C’est tout l’objectif de ma Masterclass en ligne : vous aider à maîtriser les concepts fondamentaux du système de gestion de la qualité, pour arrêter d’appliquer “à l’aveugle” et commencer à structurer avec cohérence.
Quand la compétence qualité transforme réellement un laboratoire
Lorsqu’une personne formée pilote la qualité, un changement progressif s’observe dans le fonctionnement du laboratoire.
Les procédures deviennent des outils réellement utilisés dans la pratique quotidienne, plutôt que des documents conservés dans un classeur.
Les responsabilités sont mieux définies et mieux comprises par l’ensemble de l’équipe.
Les audits cessent progressivement d’être vécus comme des moments redoutés ou des périodes de correction urgente.
L’équipe comprend davantage le sens de la démarche.
La qualité ne repose plus sur une seule personne.
Elle devient progressivement une manière collective de travailler.
Et c’est souvent à ce moment-là que le laboratoire commence réellement à avancer vers l’accréditation.
Pour les laboratoires prêts à passer de la compréhension à la construction
Une fois ces bases comprises, la question devient plus concrète :
comment structurer réellement une démarche qualité dans son laboratoire ?
Comprendre la qualité est une étape essentielle.
Mais ce qui fait la différence, c’est la capacité à transformer cette compréhension en organisation concrète, adaptée à son contexte.

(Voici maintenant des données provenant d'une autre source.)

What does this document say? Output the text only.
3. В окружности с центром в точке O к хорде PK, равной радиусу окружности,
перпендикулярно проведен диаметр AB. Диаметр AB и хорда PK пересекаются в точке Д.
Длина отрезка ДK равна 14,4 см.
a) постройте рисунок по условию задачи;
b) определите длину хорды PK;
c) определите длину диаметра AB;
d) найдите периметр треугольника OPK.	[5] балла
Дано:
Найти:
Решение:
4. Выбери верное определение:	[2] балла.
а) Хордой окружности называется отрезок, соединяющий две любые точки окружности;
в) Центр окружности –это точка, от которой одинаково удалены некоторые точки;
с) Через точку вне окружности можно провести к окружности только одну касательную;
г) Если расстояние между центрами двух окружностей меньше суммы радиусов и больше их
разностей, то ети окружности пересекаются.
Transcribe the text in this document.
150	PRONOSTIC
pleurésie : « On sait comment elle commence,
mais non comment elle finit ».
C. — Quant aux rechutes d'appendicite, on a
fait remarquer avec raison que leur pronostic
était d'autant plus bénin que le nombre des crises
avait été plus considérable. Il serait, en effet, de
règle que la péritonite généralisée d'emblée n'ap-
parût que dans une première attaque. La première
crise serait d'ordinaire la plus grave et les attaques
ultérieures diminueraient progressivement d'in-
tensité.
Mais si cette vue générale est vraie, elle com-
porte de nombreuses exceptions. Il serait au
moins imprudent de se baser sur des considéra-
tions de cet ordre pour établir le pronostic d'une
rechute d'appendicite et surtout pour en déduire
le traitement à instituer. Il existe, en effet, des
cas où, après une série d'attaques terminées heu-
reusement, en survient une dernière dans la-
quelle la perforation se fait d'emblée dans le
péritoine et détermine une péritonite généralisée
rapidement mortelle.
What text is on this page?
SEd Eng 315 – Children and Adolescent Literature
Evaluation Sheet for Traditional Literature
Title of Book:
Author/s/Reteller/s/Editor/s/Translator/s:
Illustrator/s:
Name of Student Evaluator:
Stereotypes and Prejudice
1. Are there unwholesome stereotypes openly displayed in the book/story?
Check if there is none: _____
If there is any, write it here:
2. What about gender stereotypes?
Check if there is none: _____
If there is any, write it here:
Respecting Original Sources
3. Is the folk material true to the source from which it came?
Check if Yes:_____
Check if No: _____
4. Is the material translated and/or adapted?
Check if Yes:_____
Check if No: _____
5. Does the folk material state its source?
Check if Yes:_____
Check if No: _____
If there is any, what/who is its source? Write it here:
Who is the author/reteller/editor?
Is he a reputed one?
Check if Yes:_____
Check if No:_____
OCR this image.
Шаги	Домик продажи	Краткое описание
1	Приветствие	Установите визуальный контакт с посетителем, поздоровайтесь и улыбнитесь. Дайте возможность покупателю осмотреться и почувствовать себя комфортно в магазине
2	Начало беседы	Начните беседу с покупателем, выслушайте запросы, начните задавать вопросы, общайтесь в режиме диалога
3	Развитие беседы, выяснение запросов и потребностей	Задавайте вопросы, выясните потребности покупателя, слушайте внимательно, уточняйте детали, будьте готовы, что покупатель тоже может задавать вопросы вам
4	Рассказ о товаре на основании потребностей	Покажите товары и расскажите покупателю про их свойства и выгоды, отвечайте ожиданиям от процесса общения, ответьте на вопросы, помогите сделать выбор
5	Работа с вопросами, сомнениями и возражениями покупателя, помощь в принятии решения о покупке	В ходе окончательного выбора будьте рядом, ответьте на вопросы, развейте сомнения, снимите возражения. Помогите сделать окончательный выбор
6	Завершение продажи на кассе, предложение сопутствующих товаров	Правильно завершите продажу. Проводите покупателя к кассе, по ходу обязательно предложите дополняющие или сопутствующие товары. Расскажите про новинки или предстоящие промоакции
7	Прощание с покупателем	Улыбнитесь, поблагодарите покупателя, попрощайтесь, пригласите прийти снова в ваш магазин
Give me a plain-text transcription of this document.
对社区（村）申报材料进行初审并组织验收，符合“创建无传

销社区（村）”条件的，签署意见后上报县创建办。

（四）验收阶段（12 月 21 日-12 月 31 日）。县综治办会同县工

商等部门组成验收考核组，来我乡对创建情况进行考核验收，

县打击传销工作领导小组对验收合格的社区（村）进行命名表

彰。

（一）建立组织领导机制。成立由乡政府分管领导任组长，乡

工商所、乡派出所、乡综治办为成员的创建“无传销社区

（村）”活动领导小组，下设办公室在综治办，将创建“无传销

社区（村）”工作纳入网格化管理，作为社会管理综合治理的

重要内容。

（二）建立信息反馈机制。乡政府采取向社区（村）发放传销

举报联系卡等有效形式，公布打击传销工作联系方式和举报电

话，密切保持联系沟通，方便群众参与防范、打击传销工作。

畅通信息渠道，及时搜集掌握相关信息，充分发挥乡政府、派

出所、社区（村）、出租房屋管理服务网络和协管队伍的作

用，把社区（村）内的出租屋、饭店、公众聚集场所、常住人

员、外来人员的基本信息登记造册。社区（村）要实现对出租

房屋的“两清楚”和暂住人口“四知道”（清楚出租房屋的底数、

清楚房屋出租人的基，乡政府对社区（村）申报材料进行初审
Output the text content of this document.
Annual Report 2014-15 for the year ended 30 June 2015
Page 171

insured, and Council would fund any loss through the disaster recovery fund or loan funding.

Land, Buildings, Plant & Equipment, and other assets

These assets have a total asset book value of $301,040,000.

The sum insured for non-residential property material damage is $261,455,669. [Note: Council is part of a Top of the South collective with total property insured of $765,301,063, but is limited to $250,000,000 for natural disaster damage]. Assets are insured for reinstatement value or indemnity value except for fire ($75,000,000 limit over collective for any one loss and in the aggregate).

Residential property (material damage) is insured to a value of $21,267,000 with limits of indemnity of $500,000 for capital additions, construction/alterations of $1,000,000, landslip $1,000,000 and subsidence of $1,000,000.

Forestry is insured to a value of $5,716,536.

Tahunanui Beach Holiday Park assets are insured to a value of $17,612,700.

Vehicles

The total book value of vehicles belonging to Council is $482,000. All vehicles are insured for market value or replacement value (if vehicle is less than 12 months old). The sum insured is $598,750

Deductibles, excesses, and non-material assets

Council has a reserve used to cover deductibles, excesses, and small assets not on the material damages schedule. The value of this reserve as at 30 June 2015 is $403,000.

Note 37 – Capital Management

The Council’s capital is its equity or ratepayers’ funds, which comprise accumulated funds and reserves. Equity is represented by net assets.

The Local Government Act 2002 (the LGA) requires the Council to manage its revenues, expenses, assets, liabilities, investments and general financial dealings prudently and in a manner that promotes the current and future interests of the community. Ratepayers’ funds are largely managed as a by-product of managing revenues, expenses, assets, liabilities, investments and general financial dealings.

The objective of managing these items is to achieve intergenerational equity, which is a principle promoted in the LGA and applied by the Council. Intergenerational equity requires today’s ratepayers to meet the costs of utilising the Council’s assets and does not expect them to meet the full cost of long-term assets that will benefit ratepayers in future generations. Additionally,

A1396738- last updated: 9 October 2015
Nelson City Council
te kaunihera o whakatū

C’est exactement pour accompagner cette transition que j’ai conçu :
L’Atelier des Leaders de Laboratoire : Construire un système d’accréditation en biologie médicale
Pendant trois jours, nous travaillons ensemble pour vous permettre de :
✔️ gagner en clarté
✔️ structurer concrètement votre démarche qualité
✔️ passer de la documentation à une organisation fonctionnelle
✔️ vous aligner de manière réaliste sur les exigences de l’ISO 15189
Cet atelier s’adresse aux biologistes, responsables qualité et responsables de laboratoire qui souhaitent aller au-delà de la théorie et construire un système qui fonctionne réellement.
En conclusion
Une démarche qualité ne repose pas d’abord sur des documents.
Ni uniquement sur une norme.
Elle repose sur des compétences.
Former le personnel à la gestion de la qualité, ce n’est pas un luxe.
C’est ce qui permet de transformer des efforts dispersés en un système cohérent, durable et maîtrisé.
Et très souvent, tout commence simplement par une meilleure compréhension des principes fondamentaux de la qualité.